Robinson in a kind of bizarre emulation, but at the same time, he uses his
defilement – and hers, one must say – as a catalyst to muster the courage to
try to break out of the world of easy living and fancy cars that she and his
parents wished to bequeath him and his generation. The ultimate irony is that
Hoffman eventually settles on the idea of marriage – or at least, some kind of “elopement”
– with Mrs. Robinson’s daughter as his ticket to independence. This is
interesting in that marriage is the ultimate conservative social institution, but
in the world of The Graduate marriage too is presented as shambolic in 1967
(and this well before the country’s divorce rate really skyrocketed).
The final scene of the film, which has been the source of
much debate and parody, is deeply moving.
In a matter of seconds, the Hoffman
and Elaine’s expression seems to shift from joy, to contentment to a sad sort
of resignation. I have never been able to pin down the source of the last
emotion, but I suspect it is something more than the adrenaline dying down in
their veins. I suspect what they realize is that they have made a choice by
fleeing together, and what is more, this is the first real adult choice they have ever made.

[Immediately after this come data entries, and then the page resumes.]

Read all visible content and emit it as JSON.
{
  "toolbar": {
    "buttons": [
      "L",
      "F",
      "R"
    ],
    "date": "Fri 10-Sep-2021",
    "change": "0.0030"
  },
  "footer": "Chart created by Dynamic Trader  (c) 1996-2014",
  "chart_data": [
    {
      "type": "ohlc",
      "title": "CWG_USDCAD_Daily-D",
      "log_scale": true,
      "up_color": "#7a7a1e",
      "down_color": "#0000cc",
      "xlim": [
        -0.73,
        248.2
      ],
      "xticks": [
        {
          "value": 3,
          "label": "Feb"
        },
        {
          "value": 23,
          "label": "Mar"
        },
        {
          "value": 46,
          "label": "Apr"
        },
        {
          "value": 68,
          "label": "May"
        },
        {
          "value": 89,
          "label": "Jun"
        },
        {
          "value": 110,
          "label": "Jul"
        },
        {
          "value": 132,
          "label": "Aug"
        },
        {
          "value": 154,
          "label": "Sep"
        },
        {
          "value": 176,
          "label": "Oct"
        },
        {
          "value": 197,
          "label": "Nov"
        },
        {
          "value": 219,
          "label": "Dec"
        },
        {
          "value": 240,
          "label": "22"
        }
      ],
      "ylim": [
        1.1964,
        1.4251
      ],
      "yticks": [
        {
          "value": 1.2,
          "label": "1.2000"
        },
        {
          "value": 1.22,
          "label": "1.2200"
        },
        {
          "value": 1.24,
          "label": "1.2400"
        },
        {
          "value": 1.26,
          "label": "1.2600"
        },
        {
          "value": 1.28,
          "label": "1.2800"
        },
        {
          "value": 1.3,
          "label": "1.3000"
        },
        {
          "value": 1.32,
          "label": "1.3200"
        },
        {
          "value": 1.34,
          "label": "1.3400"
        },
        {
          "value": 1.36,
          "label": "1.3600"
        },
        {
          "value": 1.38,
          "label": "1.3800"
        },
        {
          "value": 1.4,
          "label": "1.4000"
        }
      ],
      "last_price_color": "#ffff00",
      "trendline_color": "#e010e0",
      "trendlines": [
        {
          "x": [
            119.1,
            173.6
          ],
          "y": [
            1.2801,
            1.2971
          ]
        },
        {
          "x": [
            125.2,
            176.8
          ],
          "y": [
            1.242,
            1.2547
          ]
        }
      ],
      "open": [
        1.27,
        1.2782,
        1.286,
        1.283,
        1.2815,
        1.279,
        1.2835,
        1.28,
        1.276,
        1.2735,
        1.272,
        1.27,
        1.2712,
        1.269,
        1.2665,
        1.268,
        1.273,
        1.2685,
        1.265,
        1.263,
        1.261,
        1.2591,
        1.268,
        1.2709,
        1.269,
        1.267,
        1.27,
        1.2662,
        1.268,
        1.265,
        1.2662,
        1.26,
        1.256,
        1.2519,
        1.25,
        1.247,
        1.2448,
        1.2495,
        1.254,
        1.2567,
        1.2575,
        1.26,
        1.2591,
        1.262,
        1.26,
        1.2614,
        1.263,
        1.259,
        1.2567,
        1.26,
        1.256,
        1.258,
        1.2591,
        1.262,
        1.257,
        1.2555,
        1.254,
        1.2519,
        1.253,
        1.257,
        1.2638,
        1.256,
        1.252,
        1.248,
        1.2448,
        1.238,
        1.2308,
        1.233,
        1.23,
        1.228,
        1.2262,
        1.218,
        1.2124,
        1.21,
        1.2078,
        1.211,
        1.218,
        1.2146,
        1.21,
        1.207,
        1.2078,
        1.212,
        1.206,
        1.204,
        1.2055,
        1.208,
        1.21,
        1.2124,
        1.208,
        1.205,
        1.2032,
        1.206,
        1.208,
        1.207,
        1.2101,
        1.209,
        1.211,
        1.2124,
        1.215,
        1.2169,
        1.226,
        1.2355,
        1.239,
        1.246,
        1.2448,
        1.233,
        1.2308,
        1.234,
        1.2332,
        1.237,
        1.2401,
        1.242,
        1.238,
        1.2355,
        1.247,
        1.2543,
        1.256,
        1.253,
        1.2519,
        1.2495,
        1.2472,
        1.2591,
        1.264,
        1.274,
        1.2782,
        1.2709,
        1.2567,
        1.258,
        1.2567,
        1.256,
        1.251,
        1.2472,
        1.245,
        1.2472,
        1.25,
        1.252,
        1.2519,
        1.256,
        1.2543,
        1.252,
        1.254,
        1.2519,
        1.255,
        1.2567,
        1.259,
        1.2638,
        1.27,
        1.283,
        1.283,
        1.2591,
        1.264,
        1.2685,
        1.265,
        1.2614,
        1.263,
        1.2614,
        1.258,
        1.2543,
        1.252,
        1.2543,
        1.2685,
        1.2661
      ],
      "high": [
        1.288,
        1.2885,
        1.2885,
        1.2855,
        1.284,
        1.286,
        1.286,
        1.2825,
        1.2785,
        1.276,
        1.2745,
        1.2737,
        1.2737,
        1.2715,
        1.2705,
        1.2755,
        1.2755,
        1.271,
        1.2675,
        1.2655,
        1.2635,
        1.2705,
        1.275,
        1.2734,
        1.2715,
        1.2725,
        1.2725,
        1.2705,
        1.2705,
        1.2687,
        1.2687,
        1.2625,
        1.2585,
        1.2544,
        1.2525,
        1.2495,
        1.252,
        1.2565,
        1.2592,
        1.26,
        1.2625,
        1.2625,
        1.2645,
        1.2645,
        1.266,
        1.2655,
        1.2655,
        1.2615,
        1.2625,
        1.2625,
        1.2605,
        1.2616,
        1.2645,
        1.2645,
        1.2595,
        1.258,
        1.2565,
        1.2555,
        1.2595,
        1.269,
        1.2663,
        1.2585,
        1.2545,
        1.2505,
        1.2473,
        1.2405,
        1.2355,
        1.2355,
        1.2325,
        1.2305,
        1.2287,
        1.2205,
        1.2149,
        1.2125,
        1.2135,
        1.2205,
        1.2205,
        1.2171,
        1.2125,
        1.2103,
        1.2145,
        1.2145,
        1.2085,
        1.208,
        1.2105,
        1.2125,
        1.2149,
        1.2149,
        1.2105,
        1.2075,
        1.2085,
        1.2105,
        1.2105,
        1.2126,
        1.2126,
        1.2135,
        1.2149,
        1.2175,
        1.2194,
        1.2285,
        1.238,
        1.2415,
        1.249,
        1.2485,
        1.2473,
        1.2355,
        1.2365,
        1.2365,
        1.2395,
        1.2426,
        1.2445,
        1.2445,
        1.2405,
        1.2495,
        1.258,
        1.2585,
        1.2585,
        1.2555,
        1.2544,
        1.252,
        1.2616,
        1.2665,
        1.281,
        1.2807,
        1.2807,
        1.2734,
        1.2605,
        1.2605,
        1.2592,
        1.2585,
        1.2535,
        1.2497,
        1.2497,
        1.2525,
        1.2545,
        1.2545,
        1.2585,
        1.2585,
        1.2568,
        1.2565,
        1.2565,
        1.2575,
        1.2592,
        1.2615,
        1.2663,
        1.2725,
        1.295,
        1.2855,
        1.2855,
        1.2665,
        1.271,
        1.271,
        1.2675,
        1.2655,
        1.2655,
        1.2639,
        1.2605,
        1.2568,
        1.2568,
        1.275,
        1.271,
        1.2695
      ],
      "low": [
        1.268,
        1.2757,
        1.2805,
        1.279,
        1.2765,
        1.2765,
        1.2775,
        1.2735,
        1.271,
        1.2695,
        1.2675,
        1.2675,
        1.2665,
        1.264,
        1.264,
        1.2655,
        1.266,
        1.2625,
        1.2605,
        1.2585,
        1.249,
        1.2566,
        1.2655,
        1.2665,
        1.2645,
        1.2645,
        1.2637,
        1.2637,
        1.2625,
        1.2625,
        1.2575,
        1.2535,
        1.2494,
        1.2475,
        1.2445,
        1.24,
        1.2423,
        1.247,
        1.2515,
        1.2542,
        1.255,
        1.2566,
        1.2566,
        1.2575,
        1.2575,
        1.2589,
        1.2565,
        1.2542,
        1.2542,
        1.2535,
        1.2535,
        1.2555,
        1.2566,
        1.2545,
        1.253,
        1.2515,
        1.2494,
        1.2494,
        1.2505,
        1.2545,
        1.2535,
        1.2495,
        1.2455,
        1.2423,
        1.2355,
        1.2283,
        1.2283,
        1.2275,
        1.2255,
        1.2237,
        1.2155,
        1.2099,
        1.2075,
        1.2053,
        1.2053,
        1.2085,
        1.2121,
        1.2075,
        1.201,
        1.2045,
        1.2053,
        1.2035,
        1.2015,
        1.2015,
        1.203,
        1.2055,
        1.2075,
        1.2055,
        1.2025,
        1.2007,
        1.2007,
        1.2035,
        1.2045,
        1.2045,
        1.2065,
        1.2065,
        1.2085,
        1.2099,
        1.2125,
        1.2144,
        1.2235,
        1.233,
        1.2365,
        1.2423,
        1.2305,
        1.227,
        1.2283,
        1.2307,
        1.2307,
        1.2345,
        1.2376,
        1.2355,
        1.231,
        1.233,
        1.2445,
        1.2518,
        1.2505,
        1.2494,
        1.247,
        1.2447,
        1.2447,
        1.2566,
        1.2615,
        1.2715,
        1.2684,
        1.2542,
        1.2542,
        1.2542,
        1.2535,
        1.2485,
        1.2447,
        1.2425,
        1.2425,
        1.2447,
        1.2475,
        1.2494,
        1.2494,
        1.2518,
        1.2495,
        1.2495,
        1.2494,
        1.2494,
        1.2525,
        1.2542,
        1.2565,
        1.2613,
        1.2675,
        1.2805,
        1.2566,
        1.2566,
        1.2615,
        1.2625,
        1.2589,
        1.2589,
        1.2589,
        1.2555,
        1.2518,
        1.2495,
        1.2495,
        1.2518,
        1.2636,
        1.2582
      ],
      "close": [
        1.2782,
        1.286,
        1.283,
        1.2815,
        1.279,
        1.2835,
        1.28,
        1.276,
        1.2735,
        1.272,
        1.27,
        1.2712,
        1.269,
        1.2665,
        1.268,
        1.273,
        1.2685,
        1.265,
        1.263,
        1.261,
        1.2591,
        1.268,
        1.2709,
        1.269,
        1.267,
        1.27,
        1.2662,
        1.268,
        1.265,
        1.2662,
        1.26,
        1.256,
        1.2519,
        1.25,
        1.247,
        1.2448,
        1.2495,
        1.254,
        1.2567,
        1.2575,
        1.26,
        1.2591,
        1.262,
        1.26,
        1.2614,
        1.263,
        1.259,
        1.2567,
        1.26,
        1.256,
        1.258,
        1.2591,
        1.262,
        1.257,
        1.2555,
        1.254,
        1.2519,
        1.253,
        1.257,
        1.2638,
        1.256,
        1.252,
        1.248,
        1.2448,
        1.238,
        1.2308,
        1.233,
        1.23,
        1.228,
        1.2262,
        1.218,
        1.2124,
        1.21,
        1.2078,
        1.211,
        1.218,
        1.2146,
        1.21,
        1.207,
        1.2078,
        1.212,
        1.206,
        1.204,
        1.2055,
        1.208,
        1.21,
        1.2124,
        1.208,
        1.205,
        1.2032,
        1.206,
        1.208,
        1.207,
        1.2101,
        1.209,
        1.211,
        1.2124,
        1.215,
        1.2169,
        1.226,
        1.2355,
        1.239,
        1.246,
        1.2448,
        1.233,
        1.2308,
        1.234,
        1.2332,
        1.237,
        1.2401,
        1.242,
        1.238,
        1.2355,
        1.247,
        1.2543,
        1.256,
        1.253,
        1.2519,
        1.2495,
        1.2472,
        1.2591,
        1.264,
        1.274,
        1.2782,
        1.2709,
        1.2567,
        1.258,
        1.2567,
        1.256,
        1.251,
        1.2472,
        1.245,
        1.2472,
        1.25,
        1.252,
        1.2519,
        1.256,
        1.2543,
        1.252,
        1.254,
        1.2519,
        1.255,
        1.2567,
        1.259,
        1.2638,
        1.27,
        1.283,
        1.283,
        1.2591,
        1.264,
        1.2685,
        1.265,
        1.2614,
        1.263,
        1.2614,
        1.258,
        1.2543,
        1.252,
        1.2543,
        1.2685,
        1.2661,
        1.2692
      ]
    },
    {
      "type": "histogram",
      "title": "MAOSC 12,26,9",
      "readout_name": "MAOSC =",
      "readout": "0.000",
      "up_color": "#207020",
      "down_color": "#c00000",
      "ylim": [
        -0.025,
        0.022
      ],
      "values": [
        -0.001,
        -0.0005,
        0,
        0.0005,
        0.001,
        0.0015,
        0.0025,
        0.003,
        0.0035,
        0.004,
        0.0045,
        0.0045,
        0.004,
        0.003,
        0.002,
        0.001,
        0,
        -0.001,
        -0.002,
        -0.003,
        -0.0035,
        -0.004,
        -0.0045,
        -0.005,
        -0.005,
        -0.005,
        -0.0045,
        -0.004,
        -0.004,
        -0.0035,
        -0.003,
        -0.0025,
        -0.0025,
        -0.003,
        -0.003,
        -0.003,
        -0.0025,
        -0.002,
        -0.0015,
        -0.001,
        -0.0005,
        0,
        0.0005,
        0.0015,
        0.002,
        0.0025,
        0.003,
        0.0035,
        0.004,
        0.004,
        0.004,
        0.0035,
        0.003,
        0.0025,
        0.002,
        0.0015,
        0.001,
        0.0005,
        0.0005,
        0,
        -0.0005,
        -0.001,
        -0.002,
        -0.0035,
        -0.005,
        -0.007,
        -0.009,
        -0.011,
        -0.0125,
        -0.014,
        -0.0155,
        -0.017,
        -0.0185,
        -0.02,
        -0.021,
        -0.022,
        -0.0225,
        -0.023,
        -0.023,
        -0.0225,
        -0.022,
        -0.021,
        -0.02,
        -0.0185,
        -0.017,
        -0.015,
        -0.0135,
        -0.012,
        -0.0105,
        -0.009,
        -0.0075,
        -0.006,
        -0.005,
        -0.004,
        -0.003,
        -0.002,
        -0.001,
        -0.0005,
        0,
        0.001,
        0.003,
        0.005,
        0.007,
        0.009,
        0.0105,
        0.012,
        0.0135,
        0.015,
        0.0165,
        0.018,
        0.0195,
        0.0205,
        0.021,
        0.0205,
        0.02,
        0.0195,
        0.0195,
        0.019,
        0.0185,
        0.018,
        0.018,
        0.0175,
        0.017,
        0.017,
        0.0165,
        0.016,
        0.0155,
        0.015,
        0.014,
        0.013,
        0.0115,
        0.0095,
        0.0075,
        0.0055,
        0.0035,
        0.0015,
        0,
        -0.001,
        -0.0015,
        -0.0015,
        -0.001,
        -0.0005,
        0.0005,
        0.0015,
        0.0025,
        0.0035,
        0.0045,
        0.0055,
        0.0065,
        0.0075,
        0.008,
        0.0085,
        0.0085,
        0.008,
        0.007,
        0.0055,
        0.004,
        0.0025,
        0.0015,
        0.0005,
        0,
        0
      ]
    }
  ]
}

They are, in other words, not
children anymore, and for the first times in their lives, they have exercised
their free will and acted outside the wishes and inducements of their parents
and their school friends. They have decided to eschew the mistakes their
parents made and to run away to make some of their own. That is liberating,
hence their initial glee. But gradually, their expressions change, because they realize, almost immediately, that their first “mistake” is the
elopement itself.
Not because the elopement is morally wrong or against the wishes
of their parents or of society writ large, but because it is wrong for them, as free-thinking and independent
adults. Their rebellion, in other words, is torpedoed at almost the exact
moment it began by the very act that sets them free and on their way. What is
brilliantly left unknown is how or whether they can recover from this act in
time to stave off becoming their
parents...I leave it to you to decide, but if you need evidence of what these Baby Boomers became, there is plenty around you in contemporary America.